Déclaration Sociale Nominative : une intégration à marche forcée

La mise en application du calendrier relatif à la généralisation de la DSN est une source de difficultés tant pour les entreprises que les organismes de protection sociale.

Initiée à partir de janvier 2013 dans le but de simplifier les démarches des employeurs dans leurs déclarations aux organismes de protection sociale et l’administration, la Déclaration Sociale Nominative (DSN) entre dans sa phase trois depuis le 1er janvier 2017. « Il s’agit d’intégrer l’ensemble des déclarations adressées aux Institutions de Retraite Complémentaire (Agirc/Arrco), aux organismes complémentaires de protection sociale, à la DGFIP. Elle ne fait pas que substituer d’anciennes déclarations par une unique : elle élargit le champ déclaratif pesant sur les entreprises, notamment en matière fiscale », indique l’Institut de Protection Sociale (IPS).

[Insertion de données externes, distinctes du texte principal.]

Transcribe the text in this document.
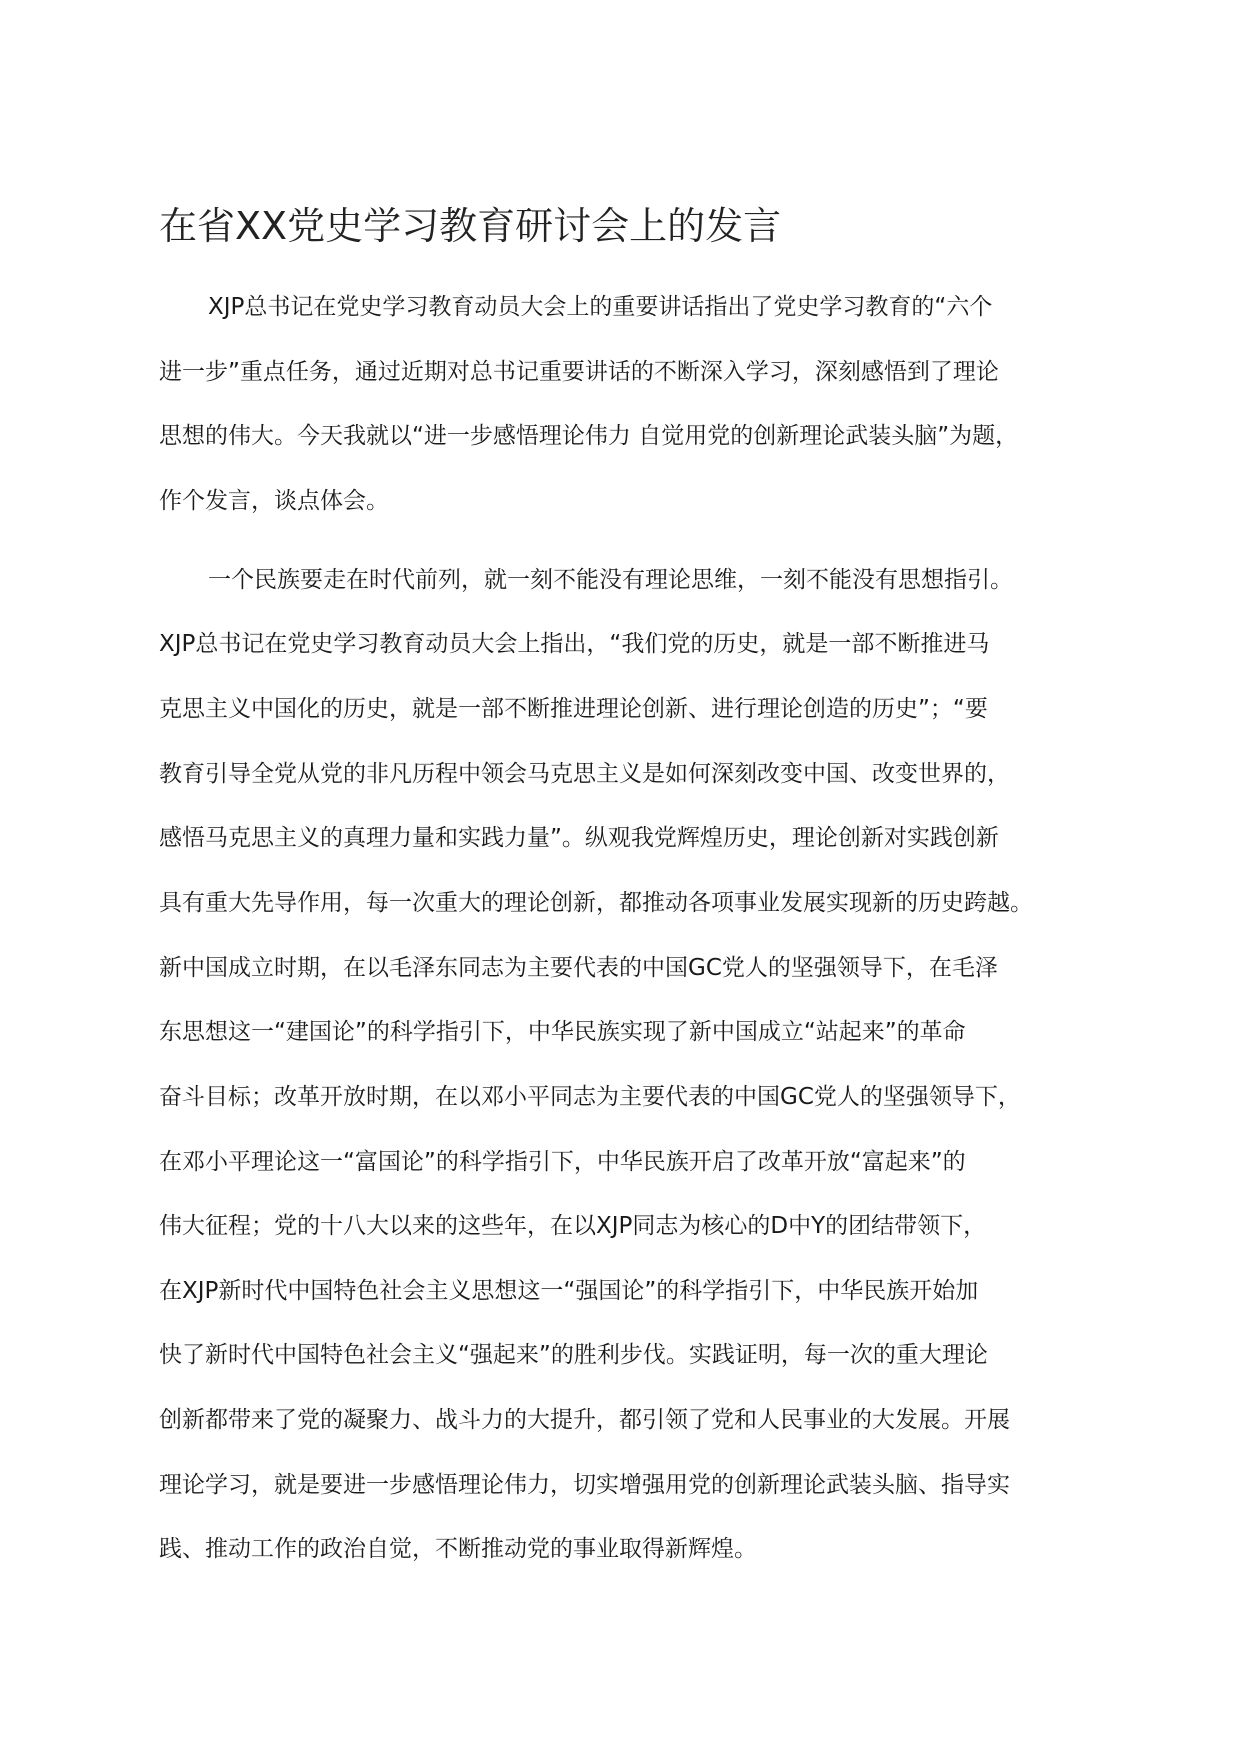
在省XX党史学习教育研讨会上的发言

XJP总书记在党史学习教育动员大会上的重要讲话指出了党史学习教育的“六个

进一步”重点任务，通过近期对总书记重要讲话的不断深入学习，深刻感悟到了理论

思想的伟大。今天我就以“进一步感悟理论伟力 自觉用党的创新理论武装头脑”为题，

作个发言，谈点体会。

一个民族要走在时代前列，就一刻不能没有理论思维，一刻不能没有思想指引。

XJP总书记在党史学习教育动员大会上指出，“我们党的历史，就是一部不断推进马

克思主义中国化的历史，就是一部不断推进理论创新、进行理论创造的历史”；“要

教育引导全党从党的非凡历程中领会马克思主义是如何深刻改变中国、改变世界的，

感悟马克思主义的真理力量和实践力量”。纵观我党辉煌历史，理论创新对实践创新

具有重大先导作用，每一次重大的理论创新，都推动各项事业发展实现新的历史跨越。

新中国成立时期，在以毛泽东同志为主要代表的中国GC党人的坚强领导下，在毛泽

东思想这一“建国论”的科学指引下，中华民族实现了新中国成立“站起来”的革命

奋斗目标；改革开放时期，在以邓小平同志为主要代表的中国GC党人的坚强领导下，

在邓小平理论这一“富国论”的科学指引下，中华民族开启了改革开放“富起来”的

伟大征程；党的十八大以来的这些年，在以XJP同志为核心的D中Y的团结带领下，

在XJP新时代中国特色社会主义思想这一“强国论”的科学指引下，中华民族开始加

快了新时代中国特色社会主义“强起来”的胜利步伐。实践证明，每一次的重大理论

创新都带来了党的凝聚力、战斗力的大提升，都引领了党和人民事业的大发展。开展

理论学习，就是要进一步感悟理论伟力，切实增强用党的创新理论武装头脑、指导实

践、推动工作的政治自觉，不断推动党的事业取得新辉煌。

Théoriquement toutes les entreprises sont tenues de passer à la DSN dès la paie de janvier 2017. Toutefois étant donné les difficultés techniques dans la mise en place de logiciels adaptés au nouveau cadre, il a été décidé d’étaler la phase 3 de manière progressive. « Les entreprises sont actuellement pour la majorité en phase 2 (950.000). Les destinataires sont essentiellement la CNAVTS, l’URSSAF ou la MSA, Pôle Emploi, la CRAM et la CARSAT, la DARES », indique l’IPS.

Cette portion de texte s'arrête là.